In the build-up to the last Olympics, McIlroy admitted having to make a choice over which nation to play for had left him somewhat resentful over the whole saga. The 30-year-old was asked about his plans for Toyko 2020 as he prepared for this week’s US PGA Championship. “More likely than not I will play. I think it would be a great experience,” McIlroy said at a press conference. “Right now in my mind, I’ll most likely play.” Asked which nation he intended to represent, McIlroy, who played for Ireland as an amateur, replied: “The same one I said I would a few years ago.”

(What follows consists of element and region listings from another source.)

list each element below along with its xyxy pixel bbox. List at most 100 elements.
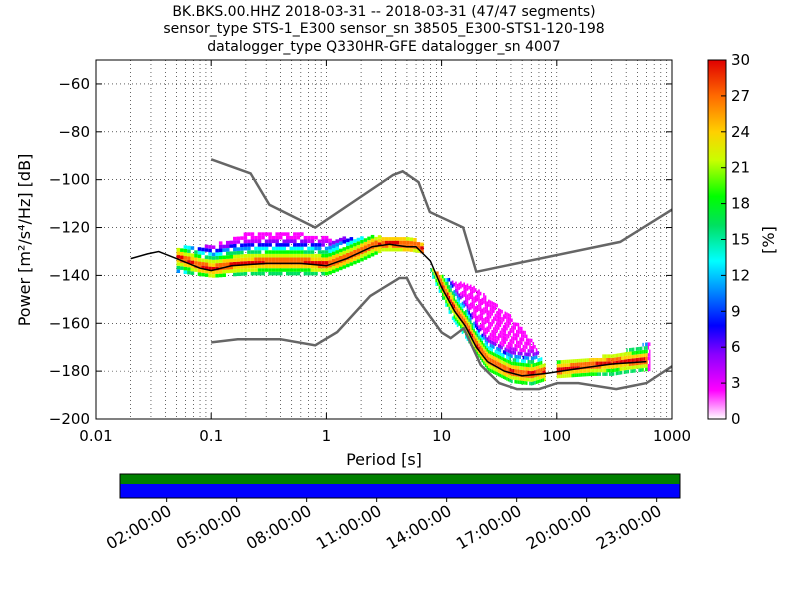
density-cell <box>463 293 465 297</box>
density-cell <box>512 358 515 362</box>
density-cell <box>570 366 572 371</box>
density-cell <box>530 345 533 350</box>
density-cell <box>501 356 503 361</box>
density-cell <box>532 363 535 368</box>
density-cell <box>464 335 467 339</box>
density-cell <box>641 346 643 351</box>
density-cell <box>501 374 503 379</box>
density-cell <box>257 253 262 258</box>
density-cell <box>501 353 503 357</box>
density-cell <box>328 270 332 275</box>
density-cell <box>466 287 469 291</box>
density-cell <box>300 257 304 262</box>
density-cell <box>611 368 613 373</box>
density-cell <box>633 347 635 352</box>
density-cell <box>469 306 472 310</box>
density-cell <box>497 369 500 373</box>
density-cell <box>560 363 563 368</box>
density-cell <box>286 268 290 272</box>
density-cell <box>558 367 560 372</box>
density-cell <box>522 370 525 374</box>
density-cell <box>586 369 588 373</box>
density-cell <box>509 346 512 351</box>
density-cell <box>187 267 191 271</box>
density-cell <box>183 266 188 271</box>
density-cell <box>286 257 290 262</box>
density-cell <box>576 369 579 374</box>
density-cell <box>469 316 472 321</box>
density-cell <box>271 239 276 244</box>
density-cell <box>639 361 642 365</box>
density-cell <box>511 350 513 355</box>
density-cell <box>293 239 297 244</box>
density-cell <box>388 247 392 252</box>
density-cell <box>240 243 244 248</box>
density-cell <box>486 340 489 345</box>
density-cell <box>321 235 325 240</box>
density-cell <box>572 359 575 363</box>
y-tick-label: −60 <box>58 75 90 93</box>
density-cell <box>504 322 507 326</box>
density-cell <box>360 254 364 258</box>
density-cell <box>627 355 630 359</box>
density-cell <box>642 357 644 361</box>
density-cell <box>488 310 490 314</box>
density-cell <box>353 260 357 265</box>
density-cell <box>494 342 497 347</box>
density-cell <box>604 357 607 362</box>
density-cell <box>635 365 638 369</box>
density-cell <box>176 255 181 259</box>
density-cell <box>420 249 424 254</box>
density-cell <box>641 357 643 361</box>
density-cell <box>479 316 482 321</box>
density-cell <box>512 336 515 341</box>
density-cell <box>356 255 361 260</box>
density-cell <box>491 355 493 359</box>
density-cell <box>194 261 198 265</box>
density-cell <box>335 250 339 254</box>
density-cell <box>641 353 643 358</box>
density-cell <box>517 330 520 334</box>
density-cell <box>649 356 651 361</box>
density-cell <box>634 358 636 362</box>
density-cell <box>506 344 508 349</box>
density-cell <box>250 261 255 265</box>
density-cell <box>511 368 513 373</box>
density-cell <box>310 264 315 269</box>
density-cell <box>356 237 361 242</box>
time-tick-label: 23:00:00 <box>593 501 665 553</box>
density-cell <box>479 298 482 303</box>
density-cell <box>211 274 216 278</box>
density-cell <box>453 315 456 319</box>
density-cell <box>254 268 258 272</box>
density-cell <box>494 356 497 361</box>
density-cell <box>572 370 575 374</box>
density-cell <box>506 333 508 338</box>
density-cell <box>286 239 290 244</box>
density-cell <box>519 337 521 342</box>
density-cell <box>492 338 495 342</box>
density-cell <box>240 254 244 258</box>
density-cell <box>522 380 525 385</box>
density-cell <box>261 232 265 236</box>
density-cell <box>582 358 584 363</box>
density-cell <box>488 303 490 307</box>
density-cell <box>584 369 587 373</box>
density-cell <box>530 378 533 382</box>
density-cell <box>592 368 595 373</box>
density-cell <box>413 237 417 242</box>
density-cell <box>543 366 546 371</box>
density-cell <box>307 268 311 272</box>
density-cell <box>637 350 639 355</box>
density-cell <box>481 322 484 327</box>
density-cell <box>560 367 563 371</box>
density-cell <box>441 278 444 282</box>
density-cell <box>586 372 588 377</box>
density-cell <box>611 354 613 358</box>
density-cell <box>617 360 619 365</box>
density-cell <box>483 346 485 351</box>
density-cell <box>530 381 533 386</box>
density-cell <box>484 309 487 314</box>
density-cell <box>598 368 600 373</box>
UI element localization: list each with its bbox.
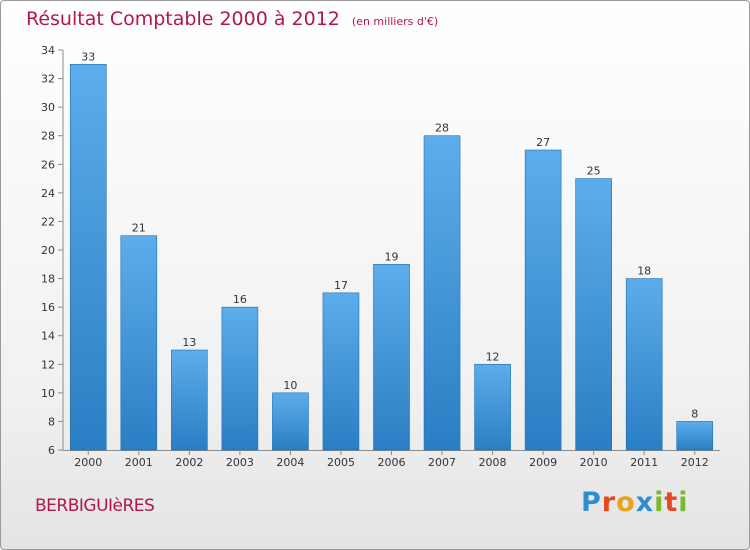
bar-value-label: 12 xyxy=(486,350,500,363)
x-tick-label: 2000 xyxy=(74,456,102,469)
bar-value-label: 16 xyxy=(233,293,247,306)
bar-value-label: 19 xyxy=(385,250,399,263)
y-tick-label: 6 xyxy=(48,444,55,457)
x-tick-label: 2008 xyxy=(479,456,507,469)
logo-letter: i xyxy=(654,487,665,518)
bar xyxy=(69,63,107,451)
bar-value-label: 17 xyxy=(334,279,348,292)
bar-value-label: 25 xyxy=(587,165,601,178)
bar-value-label: 8 xyxy=(691,407,698,420)
bar xyxy=(474,363,511,451)
x-tick-label: 2006 xyxy=(378,456,406,469)
bar-value-label: 33 xyxy=(81,50,95,63)
y-tick-label: 16 xyxy=(41,301,55,314)
x-tick-label: 2005 xyxy=(327,456,355,469)
logo-letter: o xyxy=(616,487,636,518)
logo-letter: i xyxy=(678,487,689,518)
x-tick-label: 2004 xyxy=(276,456,304,469)
logo-letter: t xyxy=(664,487,679,518)
bar xyxy=(120,235,158,451)
y-tick-label: 30 xyxy=(41,101,55,114)
y-tick-label: 20 xyxy=(41,244,55,257)
y-tick-label: 26 xyxy=(41,158,55,171)
bar xyxy=(575,178,612,451)
bar-value-label: 13 xyxy=(182,336,196,349)
bar-value-label: 27 xyxy=(536,136,550,149)
bar xyxy=(676,421,714,451)
y-tick-label: 14 xyxy=(41,330,55,343)
y-tick-label: 34 xyxy=(41,44,55,57)
y-tick-label: 12 xyxy=(41,358,55,371)
bar xyxy=(221,306,259,451)
bar xyxy=(524,149,562,451)
bar xyxy=(373,263,410,451)
y-tick-label: 10 xyxy=(41,387,55,400)
y-tick-label: 24 xyxy=(41,187,55,200)
chart-title-main: Résultat Comptable 2000 à 2012 xyxy=(26,8,340,30)
y-tick-label: 28 xyxy=(41,130,55,143)
chart-subtitle: (en milliers d'€) xyxy=(351,15,439,28)
proxiti-logo: Proxiti xyxy=(581,487,689,518)
x-tick-label: 2011 xyxy=(630,456,658,469)
y-tick-label: 18 xyxy=(41,273,55,286)
x-tick-label: 2001 xyxy=(125,456,153,469)
bar xyxy=(423,135,461,451)
x-tick-label: 2003 xyxy=(226,456,254,469)
logo-letter: x xyxy=(635,487,655,518)
bar xyxy=(171,349,208,451)
bar xyxy=(625,278,663,451)
logo-letter: r xyxy=(601,487,617,518)
logo-letter: P xyxy=(581,487,602,518)
bar-value-label: 21 xyxy=(132,222,146,235)
x-tick-label: 2010 xyxy=(580,456,608,469)
bar-value-label: 10 xyxy=(283,379,297,392)
chart-title: Résultat Comptable 2000 à 2012 (en millie… xyxy=(26,8,438,30)
x-tick-label: 2002 xyxy=(175,456,203,469)
y-tick-label: 22 xyxy=(41,215,55,228)
bar xyxy=(322,292,360,451)
x-tick-label: 2012 xyxy=(681,456,709,469)
y-tick-label: 8 xyxy=(48,415,55,428)
bar xyxy=(272,392,309,451)
bar-value-label: 28 xyxy=(435,122,449,135)
y-tick-label: 32 xyxy=(41,73,55,86)
x-tick-label: 2009 xyxy=(529,456,557,469)
x-tick-label: 2007 xyxy=(428,456,456,469)
bar-value-label: 18 xyxy=(637,265,651,278)
commune-name: BERBIGUIèRES xyxy=(35,496,155,516)
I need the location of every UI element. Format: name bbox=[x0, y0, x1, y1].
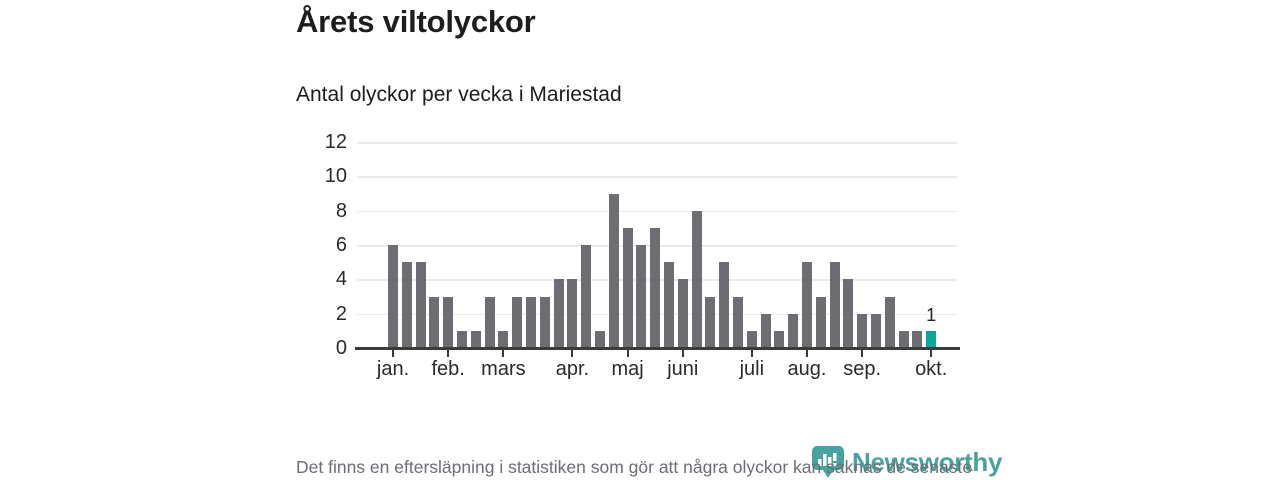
gridline bbox=[357, 210, 957, 213]
bar-week bbox=[484, 296, 495, 348]
y-axis-tick-label: 8 bbox=[335, 199, 347, 222]
x-axis-month-label: aug. bbox=[787, 358, 827, 380]
bar-week bbox=[636, 245, 647, 348]
x-axis-month-label: jan. bbox=[376, 358, 410, 380]
x-axis-month-label: okt. bbox=[915, 358, 948, 380]
footnote: Det finns en eftersläpning i statistiken… bbox=[296, 456, 973, 480]
bar-week bbox=[857, 313, 868, 348]
bar-week bbox=[443, 296, 454, 348]
bar-week bbox=[677, 279, 688, 348]
bar-week bbox=[664, 262, 674, 348]
y-axis-tick-label: 6 bbox=[335, 234, 347, 256]
x-axis-tick bbox=[806, 350, 808, 357]
bar-week bbox=[650, 227, 661, 348]
bar-week bbox=[843, 279, 854, 348]
x-axis-tick bbox=[571, 350, 574, 357]
bar-week bbox=[705, 296, 716, 348]
x-axis-tick bbox=[502, 350, 505, 357]
bar-week bbox=[802, 262, 812, 348]
x-axis-month-label: juli bbox=[739, 358, 765, 380]
x-axis-tick bbox=[681, 350, 684, 357]
bar-week bbox=[415, 262, 426, 348]
bar-week bbox=[553, 279, 564, 348]
x-axis-month-label: juni bbox=[667, 358, 699, 380]
bar-week bbox=[581, 245, 592, 348]
highlight-value-label: 1 bbox=[926, 304, 937, 325]
x-axis-tick bbox=[392, 350, 394, 357]
bar-week bbox=[526, 296, 536, 348]
bar-week bbox=[733, 296, 743, 348]
bar-week bbox=[829, 262, 840, 348]
bar-week bbox=[388, 245, 398, 348]
bar-week bbox=[760, 313, 771, 348]
x-axis-tick bbox=[750, 350, 753, 357]
y-axis-tick-label: 10 bbox=[324, 165, 347, 188]
bar-week bbox=[567, 279, 578, 348]
x-axis-tick bbox=[930, 350, 933, 357]
bar-week bbox=[912, 330, 923, 348]
bar-week bbox=[788, 313, 799, 348]
page-title: Årets viltolyckor bbox=[296, 4, 536, 39]
x-axis-line bbox=[355, 346, 960, 350]
x-axis-month-label: sep. bbox=[843, 358, 882, 380]
bar-week bbox=[719, 262, 730, 348]
bar-week bbox=[815, 296, 826, 348]
weekly-accidents-bar-chart: 0 2 4 6 8 10 12 jan. feb. mars apr. maj juni juli aug… bbox=[295, 131, 985, 392]
bar-week bbox=[470, 330, 481, 348]
x-axis-tick bbox=[861, 350, 864, 357]
bar-week-highlighted bbox=[926, 330, 937, 348]
x-axis-month-label: feb. bbox=[431, 358, 465, 380]
bar-week bbox=[746, 330, 757, 348]
bar-week bbox=[774, 330, 785, 348]
bar-week bbox=[512, 296, 523, 348]
bar-week bbox=[429, 296, 440, 348]
chart-subtitle: Antal olyckor per vecka i Mariestad bbox=[296, 83, 622, 106]
x-axis-month-label: apr. bbox=[555, 358, 590, 380]
bar-week bbox=[539, 296, 550, 348]
bar-week bbox=[498, 330, 509, 348]
plot-area: jan. feb. mars apr. maj juni juli aug. sep. okt. 1 bbox=[355, 142, 960, 380]
y-axis-tick-label: 4 bbox=[335, 268, 347, 291]
newsworthy-logo: Newsworthy bbox=[811, 444, 1002, 480]
bar-week bbox=[608, 193, 619, 348]
bar-week bbox=[871, 313, 881, 348]
x-axis-month-label: maj bbox=[611, 358, 644, 380]
x-axis-tick bbox=[447, 350, 450, 357]
bar-week bbox=[595, 330, 605, 348]
gridline bbox=[357, 176, 957, 178]
bar-week bbox=[691, 210, 702, 348]
bar-week bbox=[884, 296, 895, 348]
newsworthy-pin-barchart-icon bbox=[812, 446, 844, 478]
bar-week bbox=[622, 227, 633, 348]
y-axis-tick-label: 12 bbox=[324, 131, 347, 153]
x-axis-tick bbox=[626, 350, 629, 357]
bar-week bbox=[401, 262, 412, 348]
y-axis-tick-label: 2 bbox=[335, 302, 347, 325]
y-axis-tick-label: 0 bbox=[335, 337, 347, 359]
bar-week bbox=[898, 330, 909, 348]
gridline bbox=[357, 142, 957, 144]
x-axis-month-label: mars bbox=[481, 358, 526, 380]
newsworthy-wordmark: Newsworthy bbox=[852, 446, 1003, 477]
bar-week bbox=[457, 330, 467, 348]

McIlroy later gave a more detailed account of the reasoning behind his decision. With Neil Manchip, who used to coach McIlroy as an amateur, set to lead the Ireland team in Japan, the world No 4 admitted he would probably get “a little bit nostalgic”.

McIlroy said: “I think as a young boy it was always my dream to play for Ireland. I wanted to play for Ireland. I was very proud to put on that shirt or that blazer. It’s the same as like the rugby players, right? There’s players that play for Ulster, but they want to play for Ireland. It’s seen as a whole-island sport, just like hockey is, just like most of the sports are. So then obviously when you put the Olympics into the equation and then there’s a choice to be made, you really have to start thinking: ‘okay, well, what are your beliefs and your values?’

“It makes you sort of have to delve a little bit deeper. It’s not just a superficial decision. It’s something that you have to really believe in. I’ve thought about that for a long time, and in the end, it was the fact that when I was a little boy and I got that first call up to the national squad and be a part of the youth system and making that team and playing in Home Internationals, I was so proud to do that.

“So why would it be any different just because it’s a different golf tournament or because it’s a different arena or a different environment? That was basically what it came down to. I’m excited to be going to the Olympics. I’m excited to play for Ireland.”